Enjoy another look at Colonial Williamsburg:
I’m continuing this week with a couple more pictures from our visit to the living history museum of Colonial Williamsburg:
The Blacksmith Shop
These are two of the four forges (furnaces or ovens) in Colonial Williamsburg’s Anderson Blacksmith Shop and Public Armoury. On a chilly, rainy day in April, the shop was a bit smoky, but comfortable. On a summer day with four forges going, the heat must be unbearable for the men and women (yes, women blacksmiths) working there.
Our guide told us that Anderson Blacksmith Shop made all the metal implements needed by colonists from locally sourced iron. Note the large rectangular object hanging between the wall and the chimney–that was the bellows. My fingers didn’t move fast enough to get a shot of this blacksmith working those bellows, darn it.
In Jane Austen’s Pride and Prejudice, Jane Bennet falls ill and the medical practitioner who tends her is not a surgeon or physician, but the local apothecary.
An apothecary created medicines and potions from recipes, grinding together the raw materials–roots, leaves, barks, etc.–from his supplies stored in individual jars. Some modern compounding pharmacies still customize medicines.
The Pasteur & Galt Apothecary Shop at Colonial Williamsburg displayed chalk tablets used for indigestion, and some cinchona bark used to make quinine for treating malaria. Interesting trivia: the malaria, which originated in Africa, supposedly came to the colonies in the blood of African slaves and was spread by colonial mosquitoes.

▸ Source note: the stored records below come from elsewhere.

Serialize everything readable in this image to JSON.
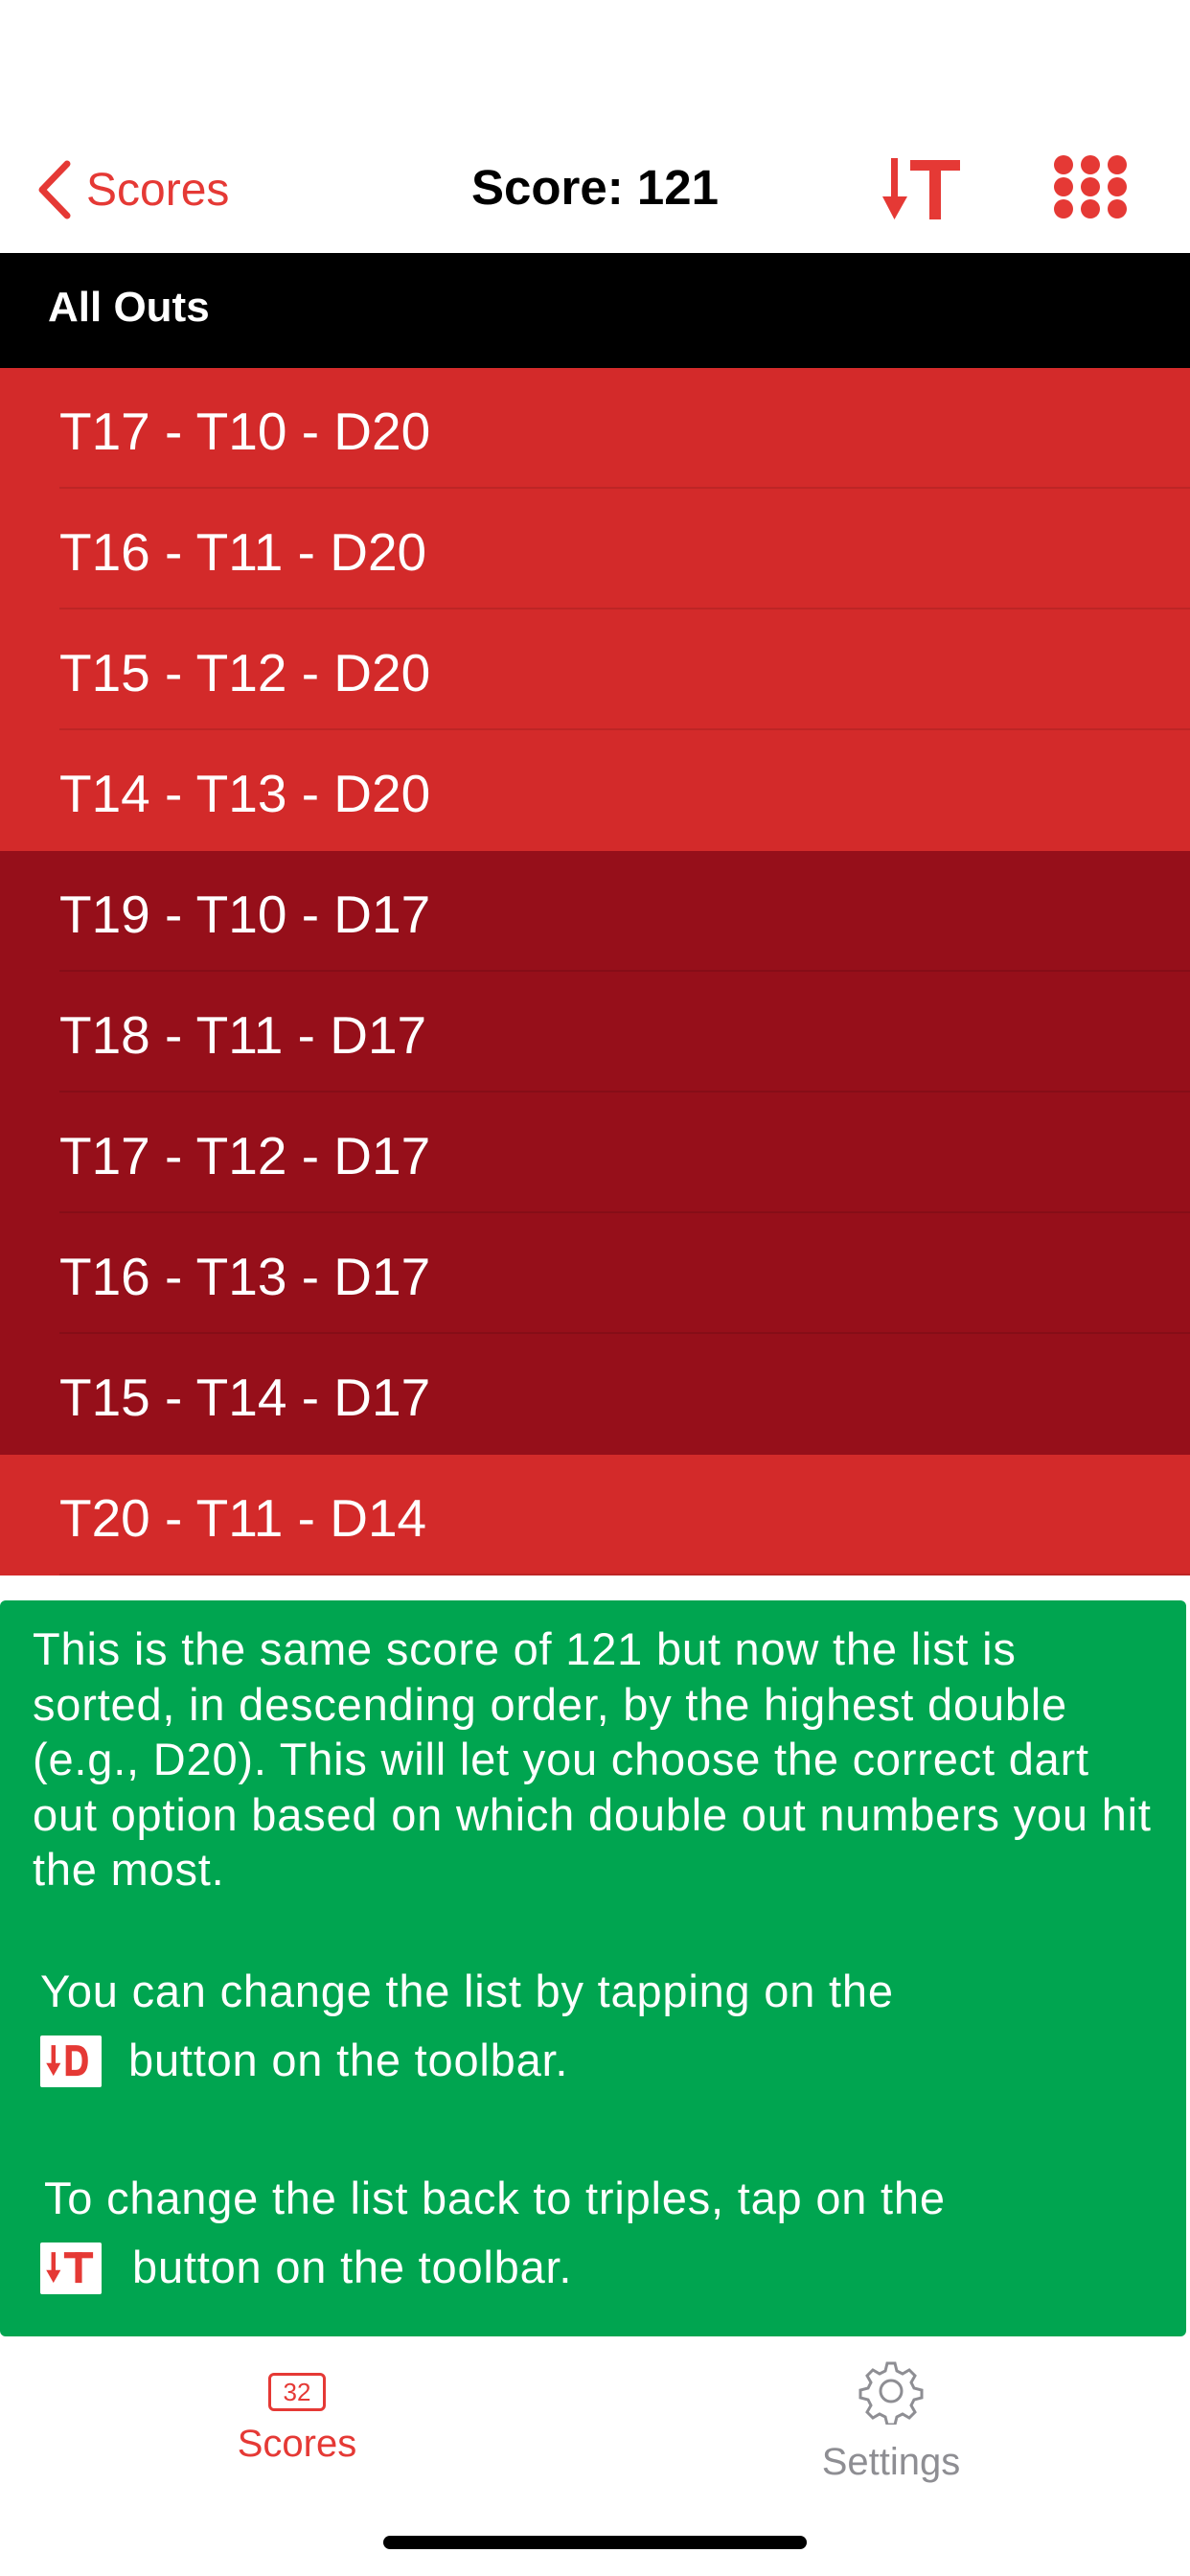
{
  "nav": {
    "back_label": "Scores",
    "title": "Score: 121",
    "sort_icon": "sort-triples-icon",
    "grid_icon": "keypad-grid-icon",
    "accent": "#e53935"
  },
  "section": {
    "header": "All Outs"
  },
  "rows": [
    {
      "label": "T17 - T10 - D20",
      "shade": "light"
    },
    {
      "label": "T16 - T11 - D20",
      "shade": "light"
    },
    {
      "label": "T15 - T12 - D20",
      "shade": "light"
    },
    {
      "label": "T14 - T13 - D20",
      "shade": "light"
    },
    {
      "label": "T19 - T10 - D17",
      "shade": "dark"
    },
    {
      "label": "T18 - T11 - D17",
      "shade": "dark"
    },
    {
      "label": "T17 - T12 - D17",
      "shade": "dark"
    },
    {
      "label": "T16 - T13 - D17",
      "shade": "dark"
    },
    {
      "label": "T15 - T14 - D17",
      "shade": "dark"
    },
    {
      "label": "T20 - T11 - D14",
      "shade": "light"
    }
  ],
  "overlay": {
    "paragraph1": "This is the same score of 121 but now the list is sorted, in descending order, by the highest double (e.g., D20).  This will let you choose the correct dart out option based on which double out numbers you hit the most.",
    "paragraph2_line1": "You can change the list by tapping on the",
    "paragraph2_line2": "button on the toolbar.",
    "paragraph3_line1": "To change the list back to triples, tap on the",
    "paragraph3_line2": "button on the toolbar.",
    "chip_double_icon": "sort-doubles-icon",
    "chip_triple_icon": "sort-triples-icon",
    "background": "#00a550"
  },
  "tabbar": {
    "scores_badge": "32",
    "scores_label": "Scores",
    "settings_label": "Settings"
  },
  "colors": {
    "row_light": "#d32a2a",
    "row_dark": "#960f1a",
    "section_bg": "#000000"
  }
}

In rural areas of England and the colonies, the apothecary provided the only access to “professional” medical treatment. The apothecary who worked from the shop in Colonial Williamsburg was also a surgeon and man-midwife. From what I understand, in England, the guild strictly limited the trade to males. I’m not sure that was true in the colonies.
I’ve seen a lot of fictional blacksmiths and apothecaries, how about you? Author Tessa Dare has a blacksmith hero in one of her romances, and of course, there’s Mr. Jones, Jane Austen’s apothecary. Do you have any favorites?